In the interview, Saqib sought to whitewash Pakistan’s image by claiming that the country is being misrepresented. He stated that people see Pakistan through the lens of conflict, which is not an accurate representation of the country. He emphasized that Pakistan is a technologically advanced nation with a thriving startup ecosystem, which is often overlooked by the media.
However, Saqib’s comments have been met with skepticism by many in the industry. Critics argue that Pakistan’s reputation has been marred by its poor track record on issues such as money laundering and terrorist financing. The country has been accused of failing to implement adequate regulations to prevent these activities, which has led to a lack of trust in its financial systems.
The controversy surrounding Pakistan’s cryptocurrency watchdog and its deal with World Liberty Financial is just the latest in a long line of scandals to hit the country. In 2019, the country’s central bank banned cryptocurrencies, citing concerns over their potential use for illegal activities. However, the ban was met with widespread criticism from the cryptocurrency community, who argued that it was a draconian measure that would stifle innovation.
Despite the controversy, Saqib remains optimistic about the future of cryptocurrency in Pakistan. He believes that the country has the potential to become a hub for cryptocurrency innovation and has urged the government to create a more favorable regulatory environment.
However, not everyone agrees with Saqib’s assessment. Critics argue that the country’s lack of transparency and poor regulatory environment make it an unattractive destination for investors. They also point out that the country’s central bank has a history of taking draconian measures to control the flow of capital, which has led to a lack of trust in the financial system.
The controversy surrounding Pakistan and Bitcoin is just the latest in a long line of PR issues to plague the cryptocurrency industry. In recent years, the industry has been plagued by scandals, from insider trading to money laundering. As a result, many investors have become increasingly cautious, and the industry has struggled to regain its footing.
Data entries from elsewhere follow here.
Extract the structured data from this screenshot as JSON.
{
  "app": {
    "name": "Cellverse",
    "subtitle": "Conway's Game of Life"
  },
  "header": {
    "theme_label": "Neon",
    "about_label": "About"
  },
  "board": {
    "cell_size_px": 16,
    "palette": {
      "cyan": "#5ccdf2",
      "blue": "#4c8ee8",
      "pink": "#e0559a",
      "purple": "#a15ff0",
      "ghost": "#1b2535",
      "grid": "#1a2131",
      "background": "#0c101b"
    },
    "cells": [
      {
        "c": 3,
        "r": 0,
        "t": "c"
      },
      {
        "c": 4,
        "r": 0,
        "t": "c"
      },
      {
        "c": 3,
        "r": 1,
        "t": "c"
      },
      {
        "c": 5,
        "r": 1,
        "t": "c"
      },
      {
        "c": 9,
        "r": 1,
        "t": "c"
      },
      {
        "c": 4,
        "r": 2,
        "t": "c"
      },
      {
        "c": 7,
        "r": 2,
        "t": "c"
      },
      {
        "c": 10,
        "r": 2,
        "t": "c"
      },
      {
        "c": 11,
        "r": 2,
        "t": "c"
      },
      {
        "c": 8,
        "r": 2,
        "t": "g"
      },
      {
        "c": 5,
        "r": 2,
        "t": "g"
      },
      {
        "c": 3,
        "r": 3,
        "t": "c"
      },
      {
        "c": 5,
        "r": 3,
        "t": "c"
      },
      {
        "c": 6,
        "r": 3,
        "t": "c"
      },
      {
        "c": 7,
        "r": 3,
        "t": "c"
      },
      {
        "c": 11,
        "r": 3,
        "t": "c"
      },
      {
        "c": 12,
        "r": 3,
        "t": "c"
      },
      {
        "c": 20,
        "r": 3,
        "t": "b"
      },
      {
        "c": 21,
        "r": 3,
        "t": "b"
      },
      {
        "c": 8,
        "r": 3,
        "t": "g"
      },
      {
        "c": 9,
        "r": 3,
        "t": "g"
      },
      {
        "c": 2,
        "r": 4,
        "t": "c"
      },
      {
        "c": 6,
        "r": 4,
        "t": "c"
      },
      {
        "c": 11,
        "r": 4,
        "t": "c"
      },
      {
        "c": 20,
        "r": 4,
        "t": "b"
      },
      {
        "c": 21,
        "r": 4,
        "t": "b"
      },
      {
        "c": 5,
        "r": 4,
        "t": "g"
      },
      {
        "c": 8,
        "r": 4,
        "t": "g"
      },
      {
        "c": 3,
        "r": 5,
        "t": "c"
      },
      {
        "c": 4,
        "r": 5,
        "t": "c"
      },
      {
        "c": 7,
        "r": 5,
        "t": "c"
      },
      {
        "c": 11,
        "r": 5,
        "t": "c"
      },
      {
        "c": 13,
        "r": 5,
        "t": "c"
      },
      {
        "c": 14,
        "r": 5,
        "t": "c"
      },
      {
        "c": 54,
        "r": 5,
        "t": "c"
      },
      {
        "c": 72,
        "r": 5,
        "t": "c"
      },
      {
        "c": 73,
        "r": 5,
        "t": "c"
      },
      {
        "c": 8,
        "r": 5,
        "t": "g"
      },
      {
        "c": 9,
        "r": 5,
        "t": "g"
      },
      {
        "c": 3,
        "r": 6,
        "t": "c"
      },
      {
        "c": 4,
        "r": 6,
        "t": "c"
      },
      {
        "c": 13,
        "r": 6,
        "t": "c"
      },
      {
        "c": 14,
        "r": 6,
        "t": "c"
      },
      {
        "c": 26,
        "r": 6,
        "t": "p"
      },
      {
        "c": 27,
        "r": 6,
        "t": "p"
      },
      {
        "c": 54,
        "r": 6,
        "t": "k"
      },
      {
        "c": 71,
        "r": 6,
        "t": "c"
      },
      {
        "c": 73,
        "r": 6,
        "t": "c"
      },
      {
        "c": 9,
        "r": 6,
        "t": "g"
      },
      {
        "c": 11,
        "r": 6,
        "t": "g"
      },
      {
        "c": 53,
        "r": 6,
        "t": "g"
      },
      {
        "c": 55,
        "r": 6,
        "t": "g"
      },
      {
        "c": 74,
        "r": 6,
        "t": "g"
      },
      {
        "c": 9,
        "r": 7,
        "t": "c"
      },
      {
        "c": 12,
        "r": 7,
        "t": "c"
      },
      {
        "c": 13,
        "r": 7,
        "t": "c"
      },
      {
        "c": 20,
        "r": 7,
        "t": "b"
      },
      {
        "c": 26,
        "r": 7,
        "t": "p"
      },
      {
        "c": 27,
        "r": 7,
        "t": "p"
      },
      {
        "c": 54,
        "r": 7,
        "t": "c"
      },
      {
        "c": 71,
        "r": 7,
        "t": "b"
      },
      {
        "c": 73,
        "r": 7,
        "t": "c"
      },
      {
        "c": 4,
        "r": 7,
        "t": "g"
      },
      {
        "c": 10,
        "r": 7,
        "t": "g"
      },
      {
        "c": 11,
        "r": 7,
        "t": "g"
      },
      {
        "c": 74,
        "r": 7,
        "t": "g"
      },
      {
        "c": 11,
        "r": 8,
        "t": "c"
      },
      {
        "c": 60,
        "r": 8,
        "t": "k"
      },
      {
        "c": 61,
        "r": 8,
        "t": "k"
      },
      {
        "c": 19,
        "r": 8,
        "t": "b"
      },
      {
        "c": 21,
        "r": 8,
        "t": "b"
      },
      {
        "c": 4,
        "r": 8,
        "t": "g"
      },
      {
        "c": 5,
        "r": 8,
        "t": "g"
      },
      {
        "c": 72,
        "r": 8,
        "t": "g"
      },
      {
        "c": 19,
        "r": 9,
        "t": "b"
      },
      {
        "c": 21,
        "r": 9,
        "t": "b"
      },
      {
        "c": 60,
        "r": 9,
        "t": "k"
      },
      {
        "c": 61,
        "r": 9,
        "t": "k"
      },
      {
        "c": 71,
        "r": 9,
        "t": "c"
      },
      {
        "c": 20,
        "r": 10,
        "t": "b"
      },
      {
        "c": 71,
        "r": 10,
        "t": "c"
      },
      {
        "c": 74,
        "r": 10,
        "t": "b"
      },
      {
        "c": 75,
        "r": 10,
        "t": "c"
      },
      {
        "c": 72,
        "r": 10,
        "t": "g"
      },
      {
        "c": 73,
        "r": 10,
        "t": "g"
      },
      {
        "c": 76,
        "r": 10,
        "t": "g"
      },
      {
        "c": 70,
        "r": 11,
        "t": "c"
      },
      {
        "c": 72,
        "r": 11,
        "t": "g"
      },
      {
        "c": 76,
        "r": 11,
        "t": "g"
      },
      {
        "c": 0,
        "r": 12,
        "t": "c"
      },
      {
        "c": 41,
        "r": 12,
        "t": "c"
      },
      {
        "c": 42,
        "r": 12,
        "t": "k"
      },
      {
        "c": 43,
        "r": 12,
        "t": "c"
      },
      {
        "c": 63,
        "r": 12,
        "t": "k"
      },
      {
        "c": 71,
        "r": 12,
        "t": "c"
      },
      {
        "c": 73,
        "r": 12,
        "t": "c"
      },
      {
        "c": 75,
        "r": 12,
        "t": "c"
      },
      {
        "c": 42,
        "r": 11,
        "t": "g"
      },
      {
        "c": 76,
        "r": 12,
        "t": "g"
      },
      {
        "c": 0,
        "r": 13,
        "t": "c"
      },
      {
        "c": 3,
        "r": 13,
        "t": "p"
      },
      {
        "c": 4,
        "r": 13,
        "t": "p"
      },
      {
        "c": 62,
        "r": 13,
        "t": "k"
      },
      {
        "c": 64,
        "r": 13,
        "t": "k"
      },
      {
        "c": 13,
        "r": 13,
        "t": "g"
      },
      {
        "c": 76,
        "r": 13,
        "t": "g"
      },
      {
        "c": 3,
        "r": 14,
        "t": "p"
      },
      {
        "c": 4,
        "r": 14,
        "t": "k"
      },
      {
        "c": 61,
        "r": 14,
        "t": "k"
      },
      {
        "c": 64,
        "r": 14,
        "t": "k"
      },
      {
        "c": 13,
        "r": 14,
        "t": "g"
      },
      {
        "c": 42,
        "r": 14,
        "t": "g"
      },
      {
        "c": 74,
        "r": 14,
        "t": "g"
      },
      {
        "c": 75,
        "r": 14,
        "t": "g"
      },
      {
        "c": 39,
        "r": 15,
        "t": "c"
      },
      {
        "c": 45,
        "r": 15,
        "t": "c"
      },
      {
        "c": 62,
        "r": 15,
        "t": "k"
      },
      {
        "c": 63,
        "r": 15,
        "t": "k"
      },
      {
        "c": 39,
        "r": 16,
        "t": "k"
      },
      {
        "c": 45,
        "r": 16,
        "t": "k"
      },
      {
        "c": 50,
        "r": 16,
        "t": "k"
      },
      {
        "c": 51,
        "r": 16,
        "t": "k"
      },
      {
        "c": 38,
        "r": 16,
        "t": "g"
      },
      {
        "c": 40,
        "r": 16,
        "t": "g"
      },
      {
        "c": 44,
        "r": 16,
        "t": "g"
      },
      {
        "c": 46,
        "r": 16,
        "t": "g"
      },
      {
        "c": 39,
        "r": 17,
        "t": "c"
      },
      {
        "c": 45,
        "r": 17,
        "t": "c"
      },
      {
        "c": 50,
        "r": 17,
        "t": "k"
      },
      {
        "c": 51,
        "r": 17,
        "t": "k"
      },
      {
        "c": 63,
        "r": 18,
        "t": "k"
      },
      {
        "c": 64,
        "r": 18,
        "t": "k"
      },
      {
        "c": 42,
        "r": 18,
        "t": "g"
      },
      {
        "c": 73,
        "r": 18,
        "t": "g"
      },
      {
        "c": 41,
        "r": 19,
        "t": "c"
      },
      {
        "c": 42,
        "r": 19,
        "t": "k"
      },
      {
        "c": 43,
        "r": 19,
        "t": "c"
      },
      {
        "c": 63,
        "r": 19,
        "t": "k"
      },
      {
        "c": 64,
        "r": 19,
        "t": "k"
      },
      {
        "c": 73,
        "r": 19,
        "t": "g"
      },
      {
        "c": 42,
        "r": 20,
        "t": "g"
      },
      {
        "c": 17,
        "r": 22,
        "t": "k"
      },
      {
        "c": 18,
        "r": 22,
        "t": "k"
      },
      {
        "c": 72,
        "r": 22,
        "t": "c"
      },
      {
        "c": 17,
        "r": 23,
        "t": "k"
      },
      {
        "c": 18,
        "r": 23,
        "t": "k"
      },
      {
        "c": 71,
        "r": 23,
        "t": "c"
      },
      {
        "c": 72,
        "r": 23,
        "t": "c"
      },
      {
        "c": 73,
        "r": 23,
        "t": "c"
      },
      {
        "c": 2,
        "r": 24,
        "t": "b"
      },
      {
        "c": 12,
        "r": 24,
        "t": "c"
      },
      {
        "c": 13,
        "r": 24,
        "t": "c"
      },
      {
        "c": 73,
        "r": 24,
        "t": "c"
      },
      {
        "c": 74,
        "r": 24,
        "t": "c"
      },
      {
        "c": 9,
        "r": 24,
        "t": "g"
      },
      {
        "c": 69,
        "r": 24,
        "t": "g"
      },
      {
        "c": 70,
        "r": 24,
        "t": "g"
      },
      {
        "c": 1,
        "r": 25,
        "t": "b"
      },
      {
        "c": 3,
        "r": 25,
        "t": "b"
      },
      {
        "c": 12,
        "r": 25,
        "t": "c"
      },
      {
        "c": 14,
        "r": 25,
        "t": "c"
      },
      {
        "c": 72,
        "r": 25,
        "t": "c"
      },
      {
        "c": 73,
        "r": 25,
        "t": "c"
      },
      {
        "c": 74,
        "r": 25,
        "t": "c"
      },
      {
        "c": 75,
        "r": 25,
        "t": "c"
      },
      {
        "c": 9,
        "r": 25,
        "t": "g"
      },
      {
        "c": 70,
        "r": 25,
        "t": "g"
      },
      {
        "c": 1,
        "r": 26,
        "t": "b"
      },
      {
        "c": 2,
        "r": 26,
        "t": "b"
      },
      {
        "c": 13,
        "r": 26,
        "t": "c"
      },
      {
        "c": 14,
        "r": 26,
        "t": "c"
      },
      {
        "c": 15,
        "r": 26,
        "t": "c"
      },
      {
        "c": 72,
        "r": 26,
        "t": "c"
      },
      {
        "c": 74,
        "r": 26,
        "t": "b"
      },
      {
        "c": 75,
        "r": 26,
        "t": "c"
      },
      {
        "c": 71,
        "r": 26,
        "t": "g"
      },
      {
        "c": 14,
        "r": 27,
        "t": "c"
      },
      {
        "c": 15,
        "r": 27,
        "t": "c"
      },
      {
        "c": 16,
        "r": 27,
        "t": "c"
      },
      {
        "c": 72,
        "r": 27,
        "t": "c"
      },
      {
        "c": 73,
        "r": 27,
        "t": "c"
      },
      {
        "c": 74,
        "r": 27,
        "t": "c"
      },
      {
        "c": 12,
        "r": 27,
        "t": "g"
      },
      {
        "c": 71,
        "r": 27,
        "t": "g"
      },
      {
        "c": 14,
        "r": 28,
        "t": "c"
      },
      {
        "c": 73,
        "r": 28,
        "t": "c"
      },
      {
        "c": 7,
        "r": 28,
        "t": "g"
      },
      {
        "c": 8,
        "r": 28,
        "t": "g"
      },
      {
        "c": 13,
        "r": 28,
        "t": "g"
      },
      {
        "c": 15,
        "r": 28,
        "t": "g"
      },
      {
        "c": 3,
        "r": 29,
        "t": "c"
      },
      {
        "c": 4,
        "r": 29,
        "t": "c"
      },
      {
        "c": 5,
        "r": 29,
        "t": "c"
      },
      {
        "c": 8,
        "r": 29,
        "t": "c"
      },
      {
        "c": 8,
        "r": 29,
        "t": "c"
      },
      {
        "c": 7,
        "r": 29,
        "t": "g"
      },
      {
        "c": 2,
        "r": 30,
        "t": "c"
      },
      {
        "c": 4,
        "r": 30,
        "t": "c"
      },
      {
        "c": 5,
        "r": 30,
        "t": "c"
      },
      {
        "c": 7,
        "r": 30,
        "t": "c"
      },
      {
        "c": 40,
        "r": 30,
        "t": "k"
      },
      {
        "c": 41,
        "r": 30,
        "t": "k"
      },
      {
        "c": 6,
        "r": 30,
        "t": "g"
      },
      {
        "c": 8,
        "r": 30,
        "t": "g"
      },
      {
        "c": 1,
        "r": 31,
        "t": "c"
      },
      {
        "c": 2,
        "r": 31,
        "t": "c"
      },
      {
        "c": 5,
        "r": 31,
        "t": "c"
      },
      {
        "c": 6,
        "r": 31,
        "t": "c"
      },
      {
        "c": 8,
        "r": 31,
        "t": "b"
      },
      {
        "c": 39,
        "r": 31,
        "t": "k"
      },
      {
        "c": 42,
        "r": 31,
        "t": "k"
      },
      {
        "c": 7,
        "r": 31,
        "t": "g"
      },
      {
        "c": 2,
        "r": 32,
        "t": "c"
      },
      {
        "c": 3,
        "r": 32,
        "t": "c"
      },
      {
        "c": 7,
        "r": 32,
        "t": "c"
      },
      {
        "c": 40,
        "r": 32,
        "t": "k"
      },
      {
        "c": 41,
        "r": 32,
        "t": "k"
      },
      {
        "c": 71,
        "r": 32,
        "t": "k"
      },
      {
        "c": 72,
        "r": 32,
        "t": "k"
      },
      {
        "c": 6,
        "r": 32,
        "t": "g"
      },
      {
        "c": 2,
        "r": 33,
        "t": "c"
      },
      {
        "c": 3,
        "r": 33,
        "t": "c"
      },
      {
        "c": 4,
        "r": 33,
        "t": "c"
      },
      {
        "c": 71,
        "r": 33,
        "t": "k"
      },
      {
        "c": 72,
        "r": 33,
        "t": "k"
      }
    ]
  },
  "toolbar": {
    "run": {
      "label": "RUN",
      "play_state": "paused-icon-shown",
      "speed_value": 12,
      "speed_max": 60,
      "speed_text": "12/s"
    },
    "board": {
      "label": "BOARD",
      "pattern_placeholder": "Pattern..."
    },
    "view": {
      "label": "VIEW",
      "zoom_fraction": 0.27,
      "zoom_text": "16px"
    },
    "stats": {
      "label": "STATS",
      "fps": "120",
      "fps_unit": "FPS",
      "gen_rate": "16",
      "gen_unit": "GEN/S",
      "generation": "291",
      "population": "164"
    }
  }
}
In conclusion, the controversy surrounding Pakistan and Bitcoin is a stark reminder of the challenges facing the cryptocurrency industry. While Saqib’s claims that both Pakistan and Bitcoin have “suffered from bad PR” may be true, it is clear that the country’s reputation has been marred by its poor track record on issues such as money laundering and terrorist financing. Until these issues are addressed, it is unlikely that the country will be able to shake off its reputation and attract more investors.